Entretien avec François Houtart, chercheur et spécialiste de l’Amérique latine.
Les changements politiques en Amérique latine sous la pression des mouvements sociaux

par François Houtart

Sociologue, spécialiste de l’Amérique latine, fondateur du centre tricontinental (CETRI) et de la revue Alternatives Sud.

François Houtart, chercheur et spécialiste de l’Amérique latine, répond à nos questions. Entretien téléphonique réalisé par Jacques Bénézit.

Jacques Bénézit : Vous étiez aux rencontres du FSM (Forum social Mondial) de Bamako puis de Caracas. Certains ont perçu un « essoufflement » de ce type de rencontre internationale. Quels sont les enjeux de ce débat et quelles appréciations portez-vous ?

François Houtart : Parler d’essoufflement est une erreur. La participation a été plus importante, les présents ont manifesté beaucoup d’enthousiasme et il faut aussi souligner une forte présence de jeunes. D’ailleurs on constate un certain renouvellement des forces engagées. Mais surtout, ces forums ont montré les défis que nous avons à relever pour l’avenir : comment transformer la conscience collective d’aujourd’hui en acteurs collectifs du mouvement social. C’est ce défi fondamental qui nous est posé. Autrement dit, faut-il rechercher des consensus et transformer les forums en organes d’actions ? le consensus sera difficile à trouver et cela pour deux raisons : plus de 4 000 mouvements participent à ces rassemblements et en même temps il faut bien avoir en tête leur spécificité. Ils sont composés d’une grande diversité géographique, sectorielle et idéologique. La chartre fondamentale, rappelle que le FSM, se propose de rassembler toutes celles et ceux qui luttent contre le néo-libéralisme, l’hégémonie mondiale du capitalisme et recherchent une alternative. Mais dans quel sens cela peut-il nous conduire ? certains pensent qu’il faut chercher des solutions humaines en s’adaptant au capitalisme et d’autres soutiennent que les transformations passent par des mesures radicales. Le débat est lancé, et il traverse l’ensemble des organisations. Si les forums ne veulent pas être la cinquième internationale, ils ne doivent pas non plus se transformer en Woodstock social c’est à dire se folkloriser.

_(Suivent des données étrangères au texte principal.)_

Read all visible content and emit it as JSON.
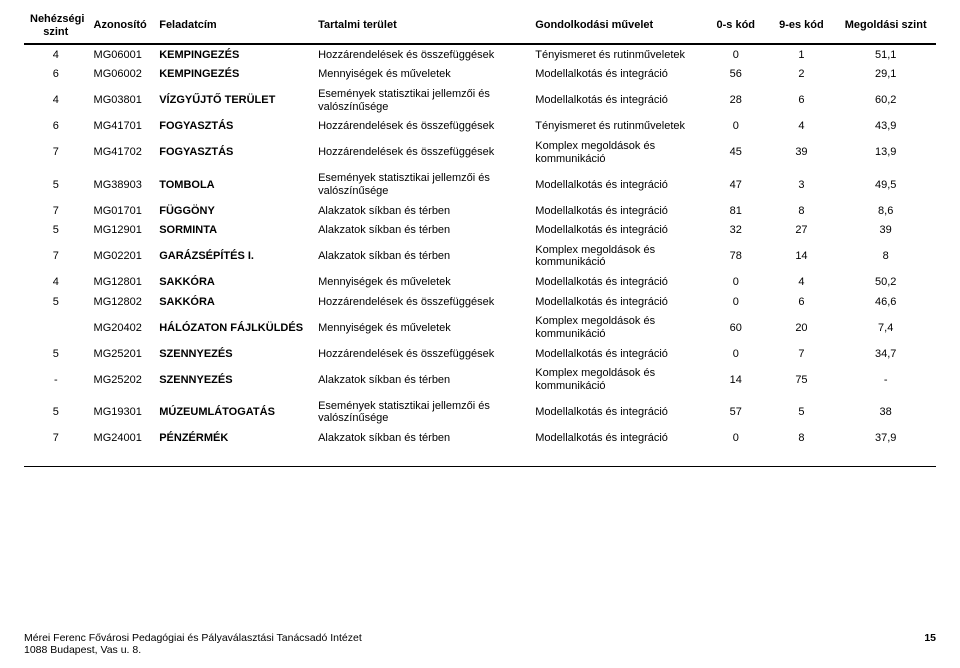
{
  "columns": [
    "Nehézségi szint",
    "Azonosító",
    "Feladatcím",
    "Tartalmi terület",
    "Gondolkodási művelet",
    "0-s kód",
    "9-es kód",
    "Megoldási szint"
  ],
  "rows": [
    {
      "level": "4",
      "id": "MG06001",
      "title": "KEMPINGEZÉS",
      "area": "Hozzárendelések és összefüggések",
      "op": "Tényismeret és rutinműveletek",
      "c0": "0",
      "c9": "1",
      "solve": "51,1"
    },
    {
      "level": "6",
      "id": "MG06002",
      "title": "KEMPINGEZÉS",
      "area": "Mennyiségek és műveletek",
      "op": "Modellalkotás és integráció",
      "c0": "56",
      "c9": "2",
      "solve": "29,1"
    },
    {
      "level": "4",
      "id": "MG03801",
      "title": "VÍZGYŰJTŐ TERÜLET",
      "area": "Események statisztikai jellemzői és valószínűsége",
      "op": "Modellalkotás és integráció",
      "c0": "28",
      "c9": "6",
      "solve": "60,2"
    },
    {
      "level": "6",
      "id": "MG41701",
      "title": "FOGYASZTÁS",
      "area": "Hozzárendelések és összefüggések",
      "op": "Tényismeret és rutinműveletek",
      "c0": "0",
      "c9": "4",
      "solve": "43,9"
    },
    {
      "level": "7",
      "id": "MG41702",
      "title": "FOGYASZTÁS",
      "area": "Hozzárendelések és összefüggések",
      "op": "Komplex megoldások és kommunikáció",
      "c0": "45",
      "c9": "39",
      "solve": "13,9"
    },
    {
      "level": "5",
      "id": "MG38903",
      "title": "TOMBOLA",
      "area": "Események statisztikai jellemzői és valószínűsége",
      "op": "Modellalkotás és integráció",
      "c0": "47",
      "c9": "3",
      "solve": "49,5"
    },
    {
      "level": "7",
      "id": "MG01701",
      "title": "FÜGGÖNY",
      "area": "Alakzatok síkban és térben",
      "op": "Modellalkotás és integráció",
      "c0": "81",
      "c9": "8",
      "solve": "8,6"
    },
    {
      "level": "5",
      "id": "MG12901",
      "title": "SORMINTA",
      "area": "Alakzatok síkban és térben",
      "op": "Modellalkotás és integráció",
      "c0": "32",
      "c9": "27",
      "solve": "39"
    },
    {
      "level": "7",
      "id": "MG02201",
      "title": "GARÁZSÉPÍTÉS I.",
      "area": "Alakzatok síkban és térben",
      "op": "Komplex megoldások és kommunikáció",
      "c0": "78",
      "c9": "14",
      "solve": "8"
    },
    {
      "level": "4",
      "id": "MG12801",
      "title": "SAKKÓRA",
      "area": "Mennyiségek és műveletek",
      "op": "Modellalkotás és integráció",
      "c0": "0",
      "c9": "4",
      "solve": "50,2"
    },
    {
      "level": "5",
      "id": "MG12802",
      "title": "SAKKÓRA",
      "area": "Hozzárendelések és összefüggések",
      "op": "Modellalkotás és integráció",
      "c0": "0",
      "c9": "6",
      "solve": "46,6"
    },
    {
      "level": "",
      "id": "MG20402",
      "title": "HÁLÓZATON FÁJLKÜLDÉS",
      "area": "Mennyiségek és műveletek",
      "op": "Komplex megoldások és kommunikáció",
      "c0": "60",
      "c9": "20",
      "solve": "7,4"
    },
    {
      "level": "5",
      "id": "MG25201",
      "title": "SZENNYEZÉS",
      "area": "Hozzárendelések és összefüggések",
      "op": "Modellalkotás és integráció",
      "c0": "0",
      "c9": "7",
      "solve": "34,7"
    },
    {
      "level": "-",
      "id": "MG25202",
      "title": "SZENNYEZÉS",
      "area": "Alakzatok síkban és térben",
      "op": "Komplex megoldások és kommunikáció",
      "c0": "14",
      "c9": "75",
      "solve": "-"
    },
    {
      "level": "5",
      "id": "MG19301",
      "title": "MÚZEUMLÁTOGATÁS",
      "area": "Események statisztikai jellemzői és valószínűsége",
      "op": "Modellalkotás és integráció",
      "c0": "57",
      "c9": "5",
      "solve": "38"
    },
    {
      "level": "7",
      "id": "MG24001",
      "title": "PÉNZÉRMÉK",
      "area": "Alakzatok síkban és térben",
      "op": "Modellalkotás és integráció",
      "c0": "0",
      "c9": "8",
      "solve": "37,9"
    }
  ],
  "footer": {
    "line1": "Mérei Ferenc Fővárosi Pedagógiai és Pályaválasztási Tanácsadó Intézet",
    "line2": "1088 Budapest, Vas u. 8.",
    "page": "15"
  }
}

J.B. : Les progrès obtenus par les partis démocratiques en Amérique Latine sont-ils le reflet d’une détermination plus grande des peuples à lutter contre les conséquences de la mondialisation et les rapports nord-sud ?

F.H. : Les changements politiques sont l’expression des mouvements sociaux qui se développent dans cette partie du monde. La détermination des peuples est considérable et va en s’intensifiant. On s’en aperçoit notamment en Equateur ou en Bolivie. Les peuples indigènes sont très engagés et manifestent beaucoup de combativité. Tout cela révèle une évolution certaine des consciences. Les exigences revendicatives de ces rassemblements vont bien au-delà de ce que les partis politiques au pouvoir ne peuvent ou ne veulent actuellement réaliser. Dans ce contexte, le Venezuela apparaît être une exception : Hugo Chavez dispose d’une majorité dans toutes les institutions d’Etat et le pétrole lui procure une rente financière importante. Ce sont des atouts incontestables pour avancer dans les réformes. La volonté des populations, d’obtenir des améliorations de leur condition de vie, est forte. Par exemple, en Equateur, le pouvoir politique en place fut renvoyé pour ne pas avoir répondu aux attentes. En Uruguay et au Brésil, l’évolution de la situation est toujours incertaine du fait que les réformes ne se mettent pas en place comme le peuple l’espérait.

J.B. : Dans ce contexte, quel est le rôle joué par les Eglises et quelle est l’influence de la théologie de la Libération ?

F.H. : Actuellement les Eglises sont très discrètes. L’Eglise catholique s’est considérablement repliée sur elle-même depuis la reprise en main opérée après le Concile Vatican II. D’une certaine façon, on peut dire que l’action menée par Rome a été « efficace ». Elle est devenue une Eglise conservatrice qui a coupé tout lien avec la théologie de la libération. Les quelques lieux où cette théologie pouvait encore avoir une influence sont désormais sous « contrôle » de l’Eglise conservatrice. Dans le même temps, les Eglises Pentecôtistes sont en pleine expansion. Certaines de ces organisations se désignent comme apolitiques, travaillant sur l’affectif et les besoins psycho-sociaux des populations appauvries alors que d’autres manifestent des attitudes franchement conservatrices. Pourtant, l’implication des Chrétiens reste une donnée importante de la situation de ces pays. Ils sont présents dans les mouvements politiques et sociaux, partout où la mobilisation tend à se développer. Et là, la théologie de la libération est, certes diffuse, mais bien réelle.